Air America went out of business last week and I'm ready to accept the significance of the radio network's demise -- the inevitable marginalization of those who support big government, illegal immigration and the homosexual agenda.
Yet the Drudge Report has been dropping further behind the Huffington Post, the conservative aggregator attracting well under half the liberal website's audience. Even a dummy can see what that means -- that this country has no appetite for gun rights, private property, the value of the unborn or the sanctity of the American flag.
FOR THE RECORD: On the Media: The On the Media column in Wednesday's Calendar section said the FCC's Fairness Doctrine required broadcasters to provide equal time to alternative points of view. The doctrine, abolished in 1987, required broadcast license-holders to present important issues and to offer multiple perspectives. The federal requirement was distinct from the equal-time rule that applies to candidates for political office. —
And to repeat the obvious: Huge ticket sales for "Avatar" reveal the world's budding sympathy and respect for poor indigenous peoples. Bet on it.
There's nary a shift or shimmy in our culture that someone's not invoking as a political watershed. Television ratings, newspaper circulations, even movie box office all become mere signposts in the endless struggle of left vs. right -- at least if the people filling my in-box are any example.
Last week's shutdown of the nearly 6-year-old Air America radio network provided the most recent opportunity to heap mountainous meaning on a political molehill. That obscures the more telling lesson of what caused Air America to fail: Bad radio. Boring radio. Preachy radio.
The upstart network, founded by radio naifs, couldn't get any traction in a radio niche that conservatives effectively cornered two decades ago. Their sharp, populist approach had become the industry standard for owners of powerful AM outlets.
Conservatives began to carved out a formidable radio beachhead in the years following the abandonment of the FCC's Fairness Doctrine, which required broadcasters until 1987 to provide equal time to alternative points of view.

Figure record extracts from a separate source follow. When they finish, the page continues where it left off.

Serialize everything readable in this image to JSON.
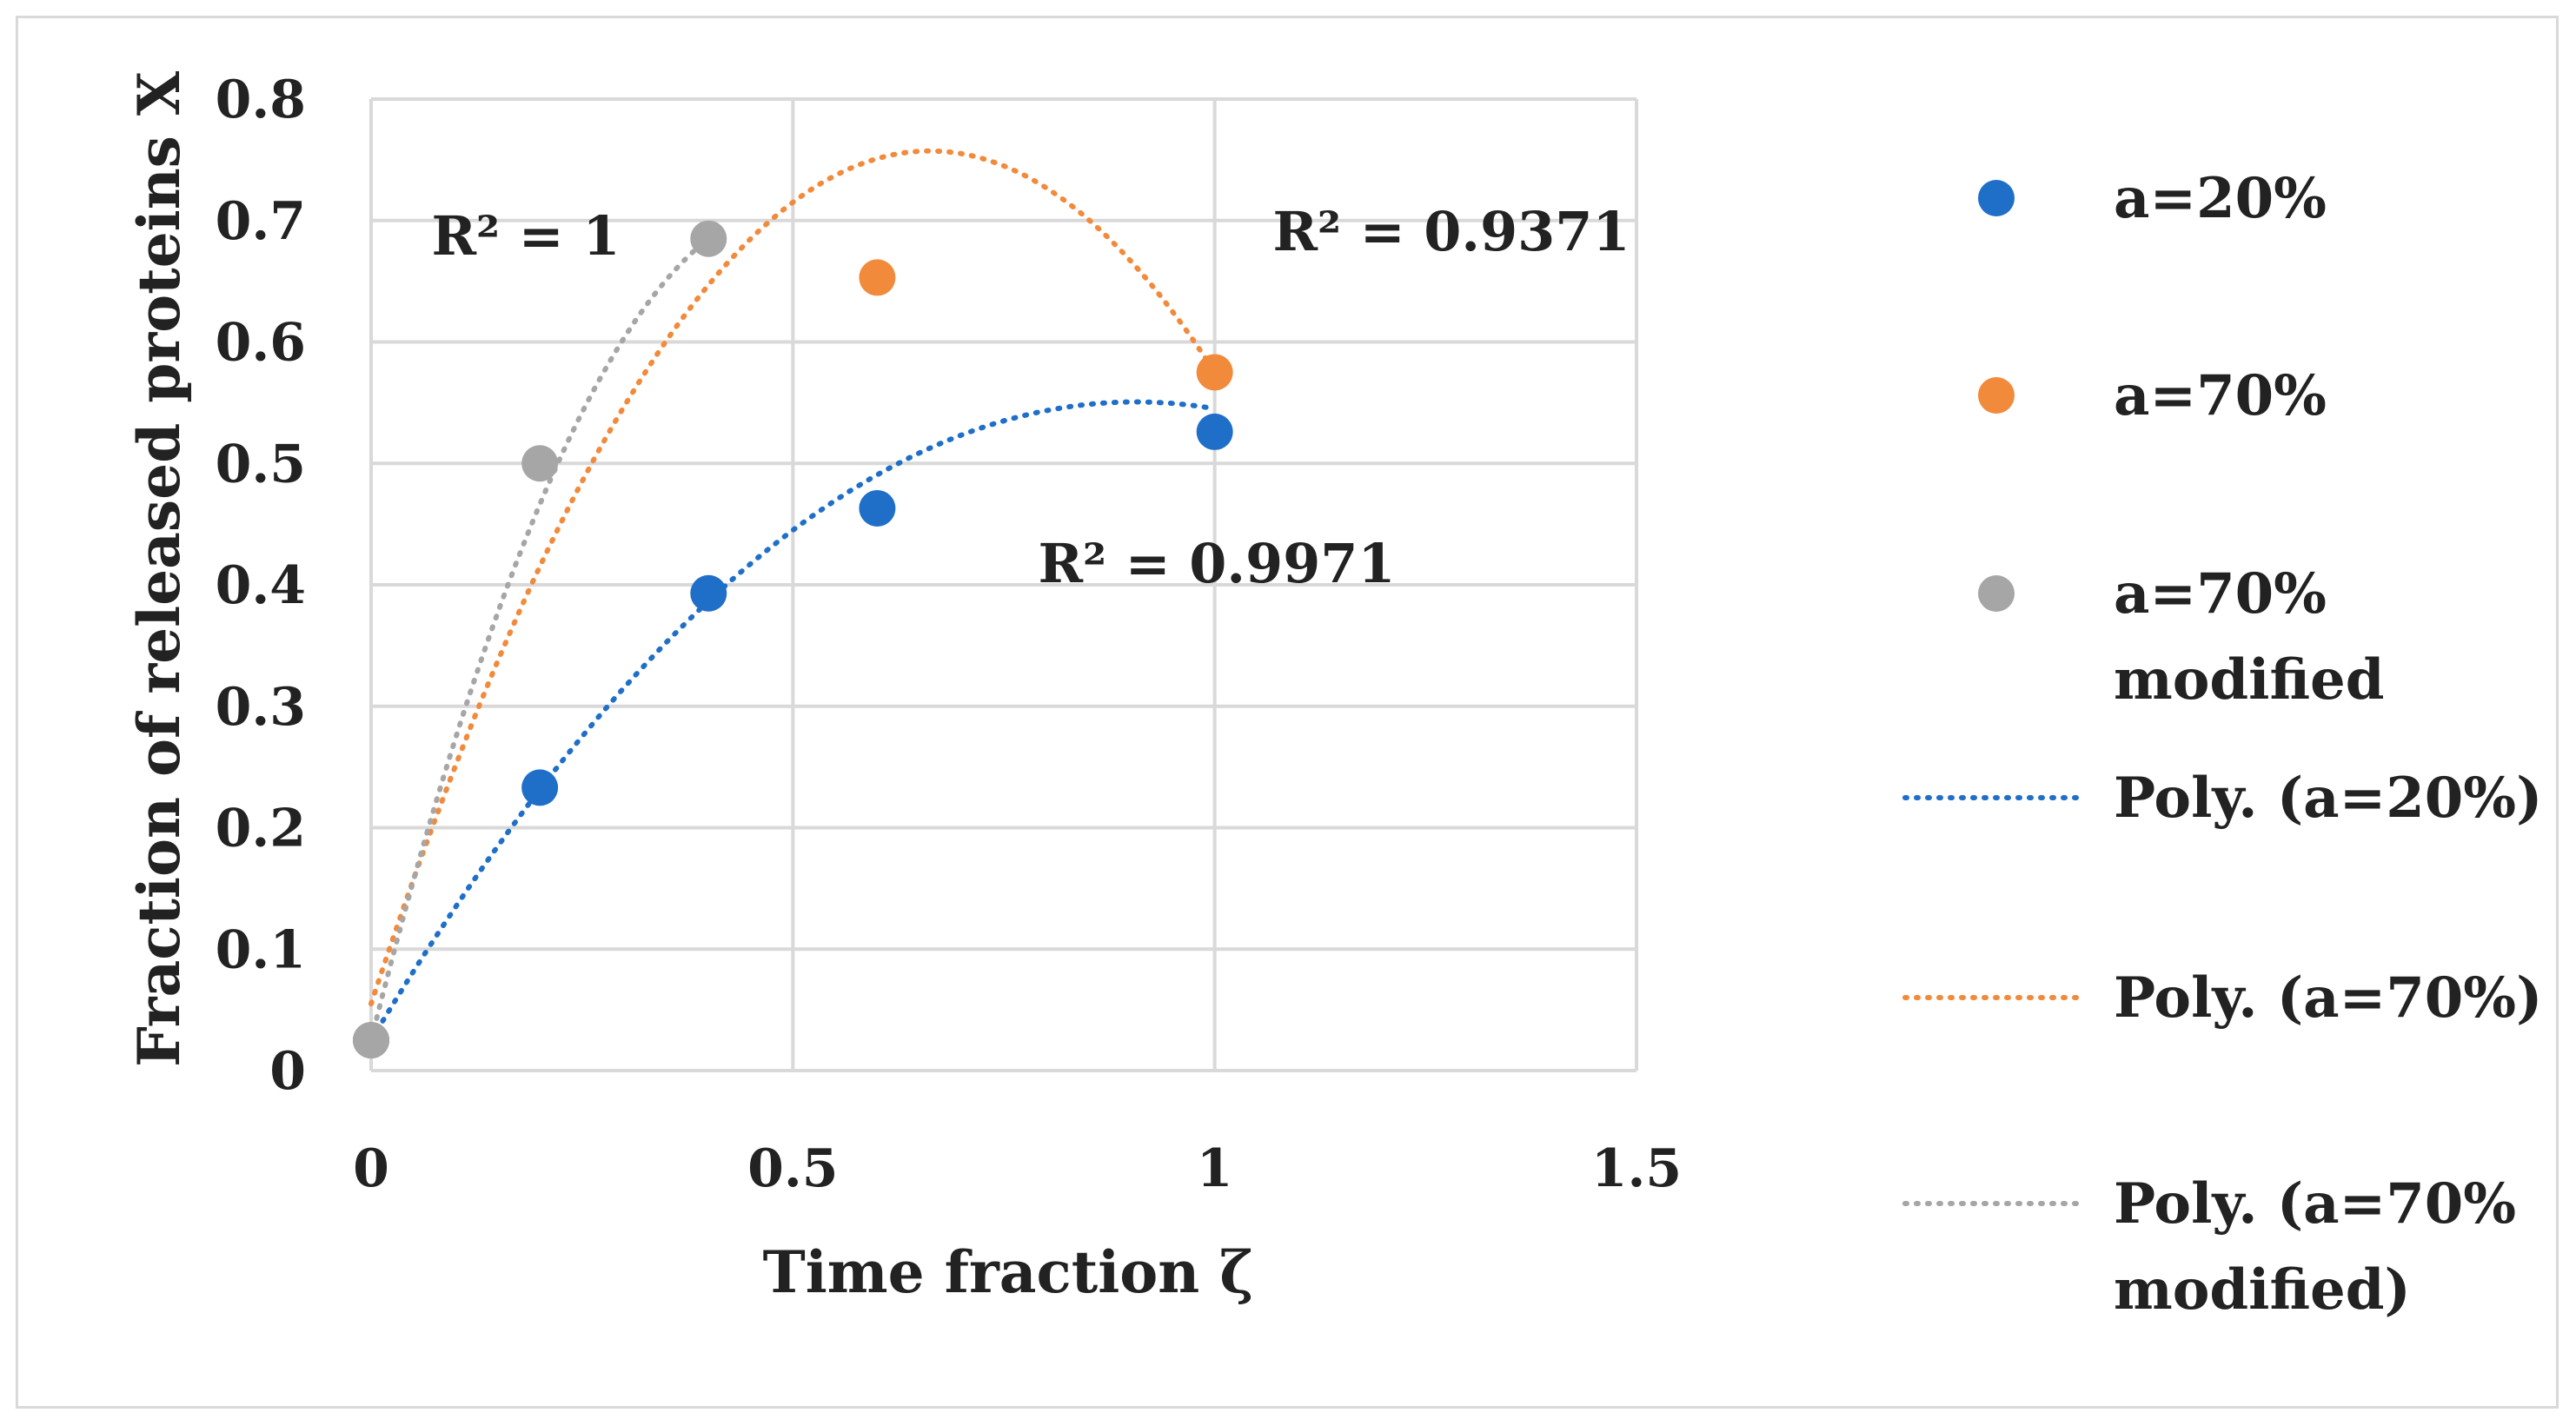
{
  "chart_data": {
    "type": "scatter",
    "title": "",
    "xlabel": "Time fraction ζ",
    "ylabel": "Fraction of released proteins X",
    "xlim": [
      0,
      1.5
    ],
    "ylim": [
      0,
      0.8
    ],
    "xticks": [
      0,
      0.5,
      1,
      1.5
    ],
    "xtick_labels": [
      "0",
      "0.5",
      "1",
      "1.5"
    ],
    "yticks": [
      0,
      0.1,
      0.2,
      0.3,
      0.4,
      0.5,
      0.6,
      0.7,
      0.8
    ],
    "ytick_labels": [
      "0",
      "0.1",
      "0.2",
      "0.3",
      "0.4",
      "0.5",
      "0.6",
      "0.7",
      "0.8"
    ],
    "grid": true,
    "legend_position": "right",
    "series": [
      {
        "name": "a=20%",
        "color": "#1f6fc9",
        "x": [
          0,
          0.2,
          0.4,
          0.6,
          1.0
        ],
        "y": [
          0.025,
          0.233,
          0.393,
          0.463,
          0.526
        ]
      },
      {
        "name": "a=70%",
        "color": "#f28a3c",
        "x": [
          0,
          0.6,
          1.0
        ],
        "y": [
          0.025,
          0.653,
          0.575
        ]
      },
      {
        "name": "a=70% modified",
        "color": "#a6a6a6",
        "x": [
          0,
          0.2,
          0.4
        ],
        "y": [
          0.025,
          0.5,
          0.685
        ]
      }
    ],
    "trendlines": [
      {
        "name": "Poly. (a=20%)",
        "color": "#1f6fc9",
        "coefficients": [
          0.025,
          1.16,
          -0.64
        ],
        "x_range": [
          0,
          1.0
        ],
        "r_squared": "R² = 0.9971"
      },
      {
        "name": "Poly. (a=70%)",
        "color": "#f28a3c",
        "coefficients": [
          0.055,
          2.12,
          -1.6
        ],
        "x_range": [
          0,
          1.0
        ],
        "r_squared": "R² = 0.9371"
      },
      {
        "name": "Poly. (a=70% modified)",
        "color": "#a6a6a6",
        "coefficients": [
          0.025,
          2.7625,
          -2.78125
        ],
        "x_range": [
          0,
          0.4
        ],
        "r_squared": "R² = 1"
      }
    ],
    "legend": [
      {
        "kind": "marker",
        "color": "#1f6fc9",
        "lines": [
          "a=20%"
        ]
      },
      {
        "kind": "marker",
        "color": "#f28a3c",
        "lines": [
          "a=70%"
        ]
      },
      {
        "kind": "marker",
        "color": "#a6a6a6",
        "lines": [
          "a=70%",
          "modified"
        ]
      },
      {
        "kind": "line",
        "color": "#1f6fc9",
        "lines": [
          "Poly. (a=20%)"
        ]
      },
      {
        "kind": "line",
        "color": "#f28a3c",
        "lines": [
          "Poly. (a=70%)"
        ]
      },
      {
        "kind": "line",
        "color": "#a6a6a6",
        "lines": [
          "Poly. (a=70%",
          "modified)"
        ]
      }
    ]
  }
}
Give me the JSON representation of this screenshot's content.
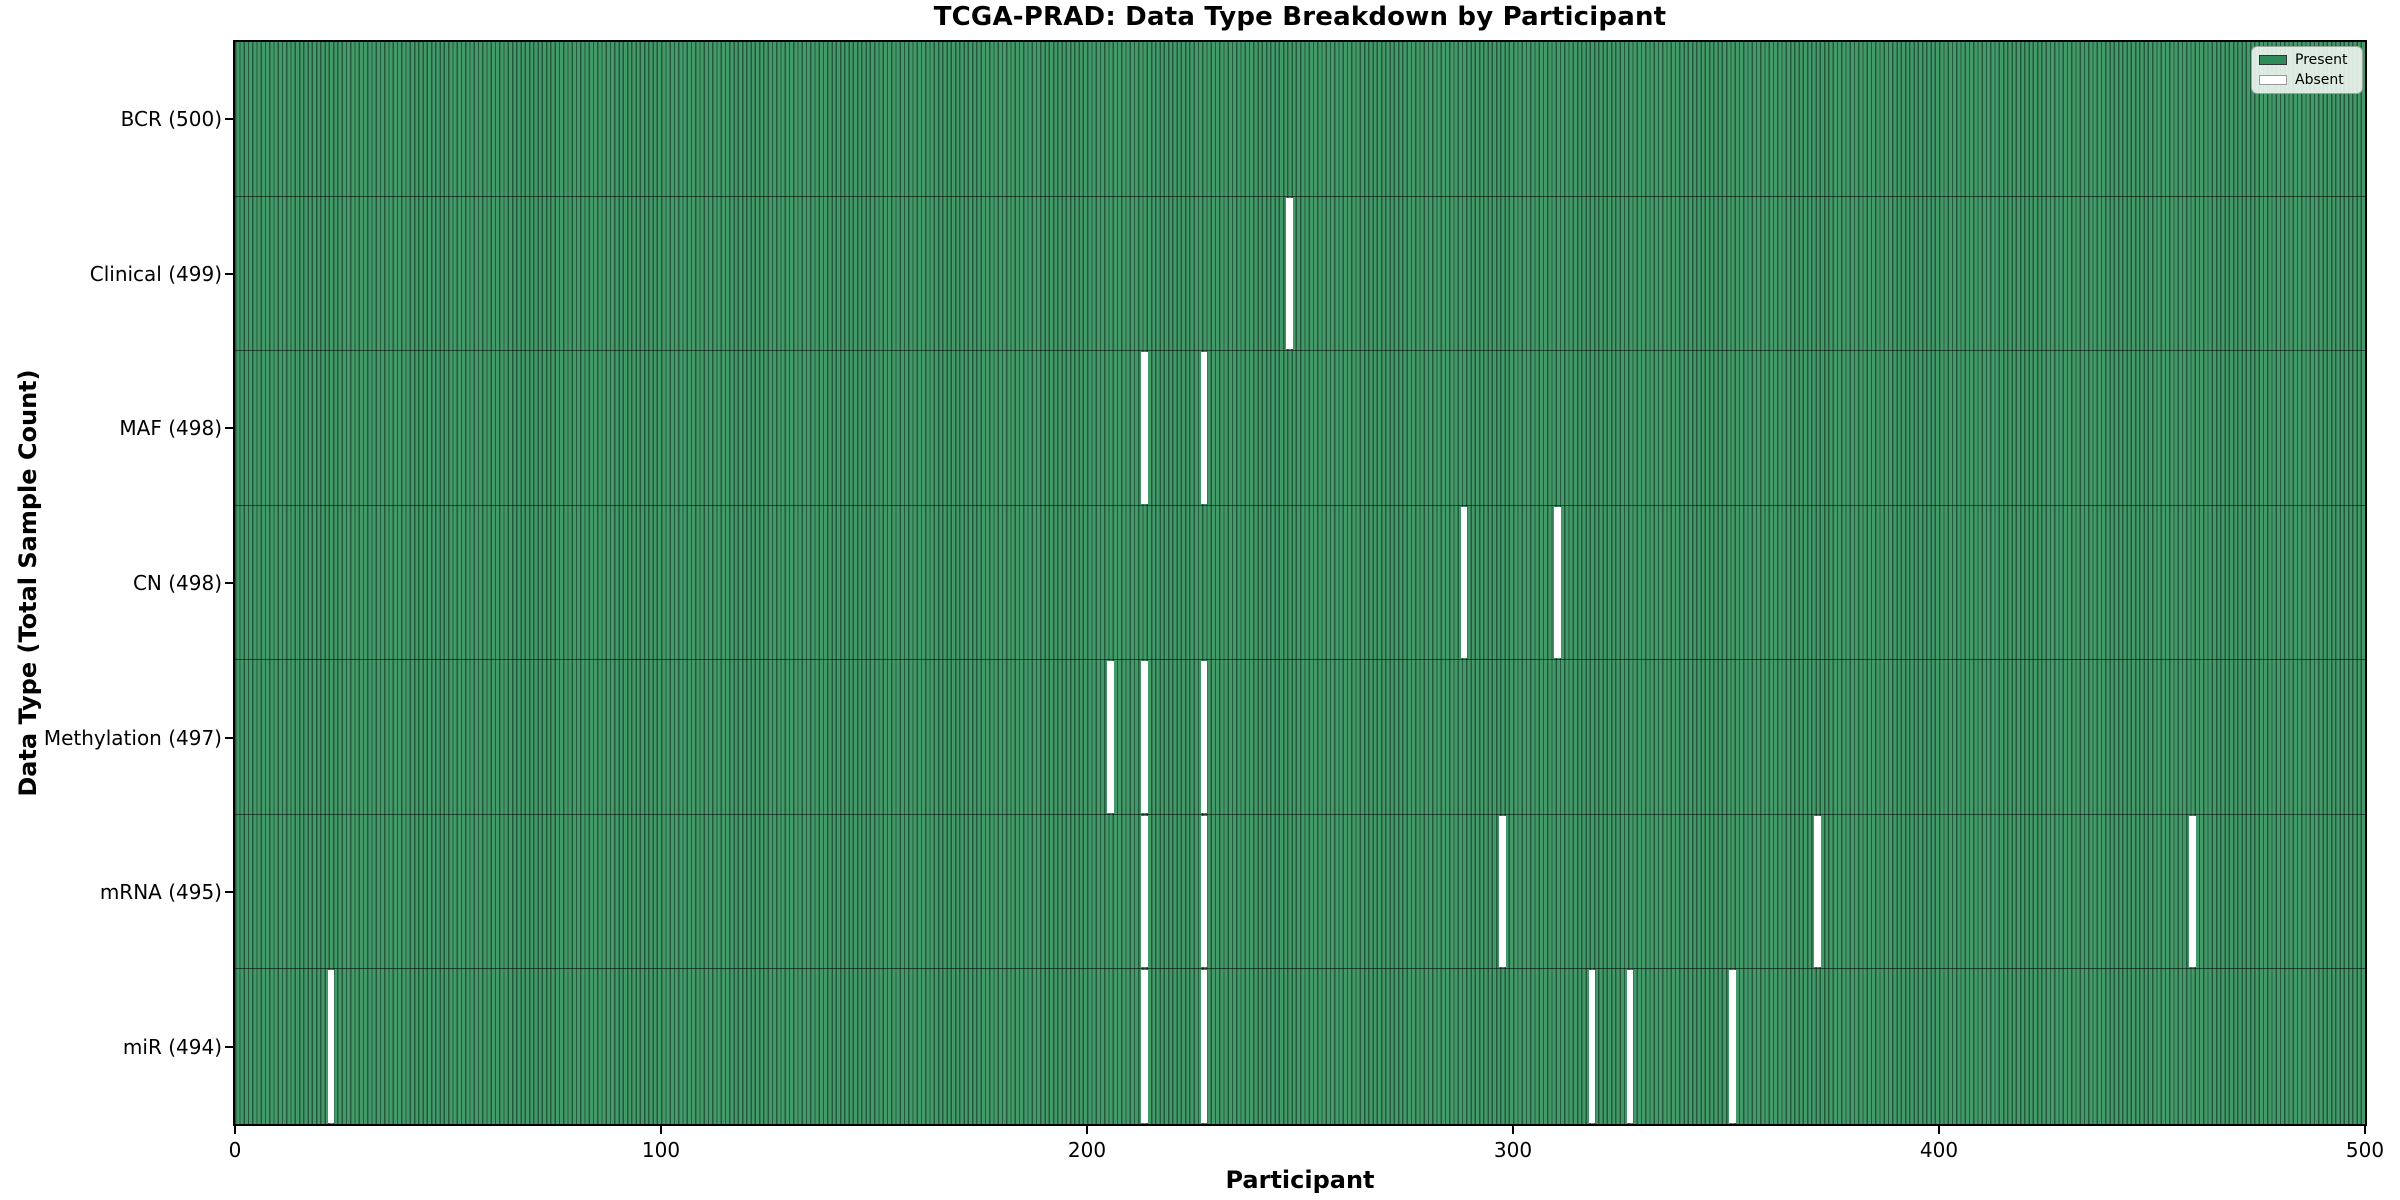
{
  "figure": {
    "title": "TCGA-PRAD: Data Type Breakdown by Participant",
    "xlabel": "Participant",
    "ylabel": "Data Type (Total Sample Count)"
  },
  "legend": {
    "items": [
      {
        "label": "Present",
        "color": "#2e8b57",
        "border": "#333333"
      },
      {
        "label": "Absent",
        "color": "#ffffff",
        "border": "#999999"
      }
    ]
  },
  "chart_data": {
    "type": "heatmap",
    "title": "TCGA-PRAD: Data Type Breakdown by Participant",
    "xlabel": "Participant",
    "ylabel": "Data Type (Total Sample Count)",
    "x_range": [
      0,
      500
    ],
    "x_ticks": [
      0,
      100,
      200,
      300,
      400,
      500
    ],
    "n_participants": 500,
    "legend_position": "upper right",
    "grid": false,
    "colors": {
      "present": "#2e8b57",
      "absent": "#ffffff",
      "bar_stripe_light": "#429a68",
      "bar_stripe_dark": "#25583c",
      "row_divider": "rgba(0,0,0,0.55)"
    },
    "rows": [
      {
        "label": "BCR (500)",
        "data_type": "BCR",
        "total": 500,
        "absent_participants": []
      },
      {
        "label": "Clinical (499)",
        "data_type": "Clinical",
        "total": 499,
        "absent_participants": [
          247
        ]
      },
      {
        "label": "MAF (498)",
        "data_type": "MAF",
        "total": 498,
        "absent_participants": [
          213,
          227
        ]
      },
      {
        "label": "CN (498)",
        "data_type": "CN",
        "total": 498,
        "absent_participants": [
          288,
          310
        ]
      },
      {
        "label": "Methylation (497)",
        "data_type": "Methylation",
        "total": 497,
        "absent_participants": [
          205,
          213,
          227
        ]
      },
      {
        "label": "mRNA (495)",
        "data_type": "mRNA",
        "total": 495,
        "absent_participants": [
          213,
          227,
          297,
          371,
          459
        ]
      },
      {
        "label": "miR (494)",
        "data_type": "miR",
        "total": 494,
        "absent_participants": [
          22,
          213,
          227,
          318,
          327,
          351
        ]
      }
    ]
  }
}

Talk radio had been something of a backwater before that time, with relatively few outlets on an AM dial once dominated by music. Those who set up camp built their audiences slowly, painstakingly, over many years, said Michael Harrison, editor and publisher of Talkers, a trade magazine about talk radio.
But that began to change when "The Rush Limbaugh Show" went up on 56 stations in 1988. Not everyone wanted gentle interviews and ideological balance. Limbaugh's slashing provocations and inflammatory pronouncements kept people listening. They told their friends.
As he built toward some 600 stations and an audience now estimated at 20 million, Limbaugh went from being an unknown to the standard. Program directors would clear space for lesser-known conservative talkers in the hope of mimicking anything like Limbaugh's success.
At the same time, corporate consolidations were putting radio programming decisions into fewer hands. And the people in charge tended to go with the tried and true.
Today, liberals seethe when they hear someone call Limbaugh a brilliant broadcaster who built his large audience through years of hard work and creativity. Conservatives become just as ornery when they're told that their radio dominance might represent something less than a political mandate.
Limbaugh and even his imitators continue to hold on to the stronger stations, with broader reach, where they put down roots years ago. Those bigger stations also tend to promote their programs more aggressively, helping cement conservative dominance in the talk venue.
"There is just a tremendous reluctance in management of these talk stations to try anything new right now," Harrison said. "Even in advertising sales, they're more accustomed to selling the conservative shows. They go with the path of least resistance."
From the time a couple of Democratic activists launched it in March 2004, Air America's biggest problem was that its operators treated it as a blunt political instrument, not a vehicle for entertainment. "Saturday Night Live" star Al Franken, comedian Janeane Garofalo and others seemed uncertain how to fill long hours of air time. They frittered away a lot of segments obsessing about the dominance of Limbaugh and his brethren.
"I'm a big fan of Rachel Maddow and Al Franken," said Stephanie Miller, one of the most popular liberal entertainers on AM radio, who appears in L.A. on KTLK (1150). "But they were both doing this to get to something else. To build radio you have to get radio people and build an audience."